Bienvenue aux dames
L’humour, un boys’ club ou pas ?
Pour son 35e anniversaire, le Festival Juste pour rire souhaitait célébrer l’ADN de l’humour en présentant sept galas thématiques (Juste absurde, Juste stand-up, Juste personnages, etc.). Ayant suscité un tollé dans le milieu de l’humour, l’un d’eux a été annulé peu après qu’on l’eut annoncé en décembre dernier : le gala Juste féminin. Refusant d’être ghettoïsées et de voir leur humour relégué en thématique, les femmes ont eu gain de cause.
Cette polémique ramenait une fois de plus sur le tapis que l’humour demeure un boys’ club. Vous remarquerez d’ailleurs que, parmi les six galas, un seul, le gala Juste sketchs, est animé par des femmes, Léane Labrèche-Dor et Virginie Fortin… qui doivent partager le haut de l’affiche avec Antoine Vézina.
«C’est un boys’ club, mais moins que ce l’était. Dans la nouvelle génération, les humoristes qui ont bien du succès, ce sont les femmes. La top qui est sortie ces dernières années, c’est Amy Schumer. Je suis un des propriétaires du Bordel Comédie Club ; aux soirées open mic, il y a autant de filles que de gars. À l’École de l’humour, il y a plus de filles que de gars qui auditionnent. Je ne sais pas pourquoi plus de filles que de gars abandonnent, il y a quelque chose de mâle là-dedans», avançait Mike Ward, en juillet 2016, après qu’on lui a fait remarquer la présence d’une seule femme dans son Nasty Show.

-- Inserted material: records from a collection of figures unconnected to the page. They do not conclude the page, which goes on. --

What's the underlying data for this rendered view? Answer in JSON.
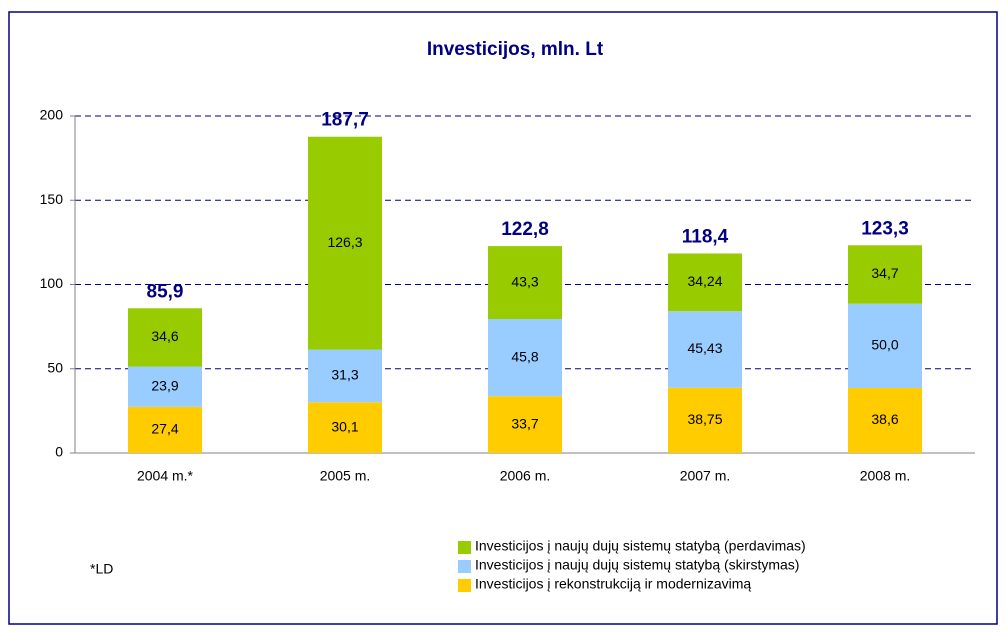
{
  "chart_data": {
    "type": "stacked_bar",
    "title": "Investicijos, mln. Lt",
    "categories": [
      "2004 m.*",
      "2005 m.",
      "2006 m.",
      "2007 m.",
      "2008 m."
    ],
    "series": [
      {
        "name": "Investicijos į rekonstrukciją ir modernizavimą",
        "color": "#ffcc00",
        "values": [
          27.4,
          30.1,
          33.7,
          38.75,
          38.6
        ],
        "value_labels": [
          "27,4",
          "30,1",
          "33,7",
          "38,75",
          "38,6"
        ]
      },
      {
        "name": "Investicijos į naujų dujų sistemų statybą (skirstymas)",
        "color": "#99ccff",
        "values": [
          23.9,
          31.3,
          45.8,
          45.43,
          50.0
        ],
        "value_labels": [
          "23,9",
          "31,3",
          "45,8",
          "45,43",
          "50,0"
        ]
      },
      {
        "name": "Investicijos į naujų dujų sistemų statybą (perdavimas)",
        "color": "#99cc00",
        "values": [
          34.6,
          126.3,
          43.3,
          34.24,
          34.7
        ],
        "value_labels": [
          "34,6",
          "126,3",
          "43,3",
          "34,24",
          "34,7"
        ]
      }
    ],
    "totals": {
      "values": [
        85.9,
        187.7,
        122.8,
        118.4,
        123.3
      ],
      "value_labels": [
        "85,9",
        "187,7",
        "122,8",
        "118,4",
        "123,3"
      ]
    },
    "footnote": "*LD",
    "ylim": [
      0,
      200
    ],
    "yticks": [
      0,
      50,
      100,
      150,
      200
    ],
    "grid": true
  }
}
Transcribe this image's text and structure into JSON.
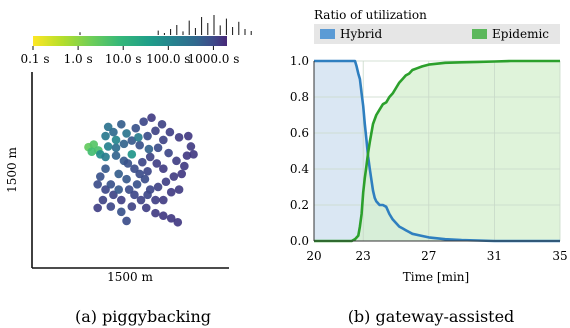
{
  "colors": {
    "hybrid": "#2f7fbf",
    "hybrid_fill": "#cfe0ef",
    "epidemic": "#2ca02c",
    "epidemic_fill": "#d6efd0",
    "overlap_fill": "#9fc8b0"
  },
  "chart_data": [
    {
      "type": "scatter",
      "caption": "(a) piggybacking",
      "xlabel": "1500 m",
      "ylabel": "1500 m",
      "colorbar": {
        "colormap": "viridis-reversed",
        "scale": "log",
        "tick_labels": [
          "0.1 s",
          "1.0 s",
          "10.0 s",
          "100.0 s",
          "1000.0 s"
        ],
        "tick_values": [
          0.1,
          1,
          10,
          100,
          1000
        ],
        "range": [
          0.1,
          2000
        ],
        "histogram_above": true
      },
      "xlim": [
        0,
        1500
      ],
      "ylim": [
        0,
        1500
      ],
      "points": [
        [
          430,
          925,
          1.5
        ],
        [
          470,
          945,
          2
        ],
        [
          505,
          900,
          2.5
        ],
        [
          520,
          870,
          30
        ],
        [
          560,
          850,
          60
        ],
        [
          455,
          890,
          3
        ],
        [
          580,
          930,
          50
        ],
        [
          640,
          920,
          120
        ],
        [
          700,
          950,
          200
        ],
        [
          760,
          975,
          300
        ],
        [
          820,
          940,
          400
        ],
        [
          880,
          1010,
          500
        ],
        [
          940,
          1050,
          700
        ],
        [
          620,
          1040,
          150
        ],
        [
          680,
          1100,
          250
        ],
        [
          560,
          1010,
          80
        ],
        [
          720,
          1030,
          90
        ],
        [
          790,
          1070,
          400
        ],
        [
          850,
          1120,
          600
        ],
        [
          910,
          1150,
          900
        ],
        [
          1050,
          1040,
          800
        ],
        [
          1120,
          1000,
          900
        ],
        [
          1000,
          980,
          700
        ],
        [
          960,
          920,
          500
        ],
        [
          1040,
          880,
          600
        ],
        [
          1100,
          820,
          800
        ],
        [
          1160,
          780,
          900
        ],
        [
          1210,
          930,
          900
        ],
        [
          1190,
          1010,
          1000
        ],
        [
          640,
          860,
          200
        ],
        [
          700,
          820,
          300
        ],
        [
          760,
          870,
          20
        ],
        [
          730,
          800,
          400
        ],
        [
          780,
          760,
          500
        ],
        [
          840,
          810,
          600
        ],
        [
          900,
          850,
          700
        ],
        [
          950,
          800,
          800
        ],
        [
          1000,
          760,
          900
        ],
        [
          560,
          760,
          300
        ],
        [
          520,
          700,
          400
        ],
        [
          500,
          640,
          500
        ],
        [
          560,
          600,
          600
        ],
        [
          620,
          560,
          700
        ],
        [
          680,
          520,
          800
        ],
        [
          740,
          600,
          500
        ],
        [
          800,
          640,
          400
        ],
        [
          860,
          680,
          500
        ],
        [
          900,
          600,
          600
        ],
        [
          960,
          620,
          700
        ],
        [
          1020,
          660,
          800
        ],
        [
          1080,
          700,
          900
        ],
        [
          1140,
          720,
          1000
        ],
        [
          720,
          680,
          300
        ],
        [
          780,
          560,
          600
        ],
        [
          830,
          520,
          700
        ],
        [
          870,
          460,
          800
        ],
        [
          940,
          420,
          900
        ],
        [
          1000,
          400,
          1000
        ],
        [
          1060,
          380,
          1000
        ],
        [
          1110,
          350,
          1000
        ],
        [
          680,
          430,
          400
        ],
        [
          720,
          360,
          500
        ],
        [
          660,
          600,
          300
        ],
        [
          600,
          640,
          400
        ],
        [
          540,
          520,
          700
        ],
        [
          500,
          460,
          800
        ],
        [
          600,
          470,
          600
        ],
        [
          760,
          470,
          700
        ],
        [
          940,
          520,
          800
        ],
        [
          1000,
          520,
          900
        ],
        [
          880,
          560,
          600
        ],
        [
          1180,
          860,
          1000
        ],
        [
          1230,
          870,
          1000
        ],
        [
          580,
          1080,
          100
        ],
        [
          810,
          1000,
          60
        ],
        [
          890,
          910,
          200
        ],
        [
          640,
          980,
          40
        ],
        [
          990,
          1100,
          700
        ],
        [
          660,
          720,
          250
        ],
        [
          1120,
          600,
          900
        ],
        [
          1060,
          580,
          900
        ],
        [
          820,
          720,
          500
        ],
        [
          880,
          740,
          600
        ]
      ],
      "histogram": [
        0.14,
        0.22,
        0.1,
        0.3,
        0.5,
        0.18,
        0.72,
        0.35,
        0.9,
        0.6,
        1.0,
        0.48,
        0.82,
        0.4,
        0.66,
        0.3,
        0.2
      ]
    },
    {
      "type": "area",
      "caption": "(b) gateway-assisted",
      "title": "Ratio of utilization",
      "xlabel": "Time [min]",
      "ylabel": "",
      "xlim": [
        20,
        35
      ],
      "ylim": [
        0,
        1
      ],
      "xticks": [
        20,
        23,
        27,
        31,
        35
      ],
      "yticks": [
        0.0,
        0.2,
        0.4,
        0.6,
        0.8,
        1.0
      ],
      "grid": true,
      "legend": "top",
      "series": [
        {
          "name": "Hybrid",
          "x": [
            20,
            22.5,
            22.6,
            22.7,
            22.8,
            22.9,
            23.0,
            23.1,
            23.2,
            23.3,
            23.4,
            23.5,
            23.6,
            23.7,
            23.8,
            23.9,
            24.0,
            24.2,
            24.4,
            24.6,
            24.8,
            25.0,
            25.2,
            25.4,
            25.6,
            25.8,
            26.0,
            26.5,
            27.0,
            27.5,
            28,
            29,
            30,
            31,
            35
          ],
          "y": [
            1.0,
            1.0,
            0.97,
            0.93,
            0.9,
            0.82,
            0.75,
            0.65,
            0.56,
            0.47,
            0.4,
            0.34,
            0.28,
            0.24,
            0.22,
            0.21,
            0.2,
            0.2,
            0.19,
            0.15,
            0.12,
            0.1,
            0.08,
            0.07,
            0.06,
            0.05,
            0.04,
            0.03,
            0.02,
            0.015,
            0.01,
            0.005,
            0.003,
            0.0,
            0.0
          ]
        },
        {
          "name": "Epidemic",
          "x": [
            20,
            22.3,
            22.5,
            22.7,
            22.8,
            22.9,
            23.0,
            23.1,
            23.2,
            23.3,
            23.4,
            23.5,
            23.6,
            23.8,
            24.0,
            24.2,
            24.4,
            24.6,
            24.8,
            25.0,
            25.2,
            25.4,
            25.6,
            25.8,
            26.0,
            26.3,
            26.6,
            27.0,
            27.5,
            28,
            29,
            30,
            31,
            32,
            35
          ],
          "y": [
            0.0,
            0.0,
            0.01,
            0.03,
            0.08,
            0.15,
            0.27,
            0.35,
            0.42,
            0.49,
            0.55,
            0.6,
            0.65,
            0.7,
            0.73,
            0.76,
            0.77,
            0.8,
            0.82,
            0.85,
            0.88,
            0.9,
            0.92,
            0.93,
            0.95,
            0.96,
            0.97,
            0.98,
            0.985,
            0.99,
            0.993,
            0.995,
            0.997,
            1.0,
            1.0
          ]
        }
      ]
    }
  ]
}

Une semaine plus tôt, à quelques jours de présenter Merci Manda, La Poune, Dodo, Denise, Clémence et tant d’autres !, Francine Lareau confiait que des diplômées de l’École nationale de l’humour lui avaient suggéré
d’aller y parler des pionnières de l’humour, puisque aucun
professeur ne le faisait : « Les jeunes femmes humoristes ne considèrent pas que l’humour soit un boys’ club, mais moi, je considère que ce l’est encore. Encore cette année, il n’y a pas une femme qui anime toute seule un gala. »
Une industrie sexiste
«Ce qu’on vit au Québec, c’est un débat universel, explique Christelle Paré, postdoctorante au Centre for Comedy Studies Research (Brunel University, Londres). Ce que Mike Ward dit à propos d’Amy Schumer, on pourrait le dire à propos de Mariana Mazza, de Katherine Levac et de Virginie Fortin. En Angleterre, c’est la même chose. Les chercheurs en humour que je rencontre me disent que les gros stades de soccer, ce sont les femmes qui les remplissent. »
«Le sexisme est encore à l’intérieur de l’industrie, mais il n’est plus ce qu’il était, poursuit Mme Paré. C’est partout comme ça. Et partout, on note que la nouvelle génération de gestionnaires, gérants, agents, producteurs, a une plus grande ouverture d’esprit… c’est juste qu’il y a encore du travail à faire auprès du public en premier lieu.»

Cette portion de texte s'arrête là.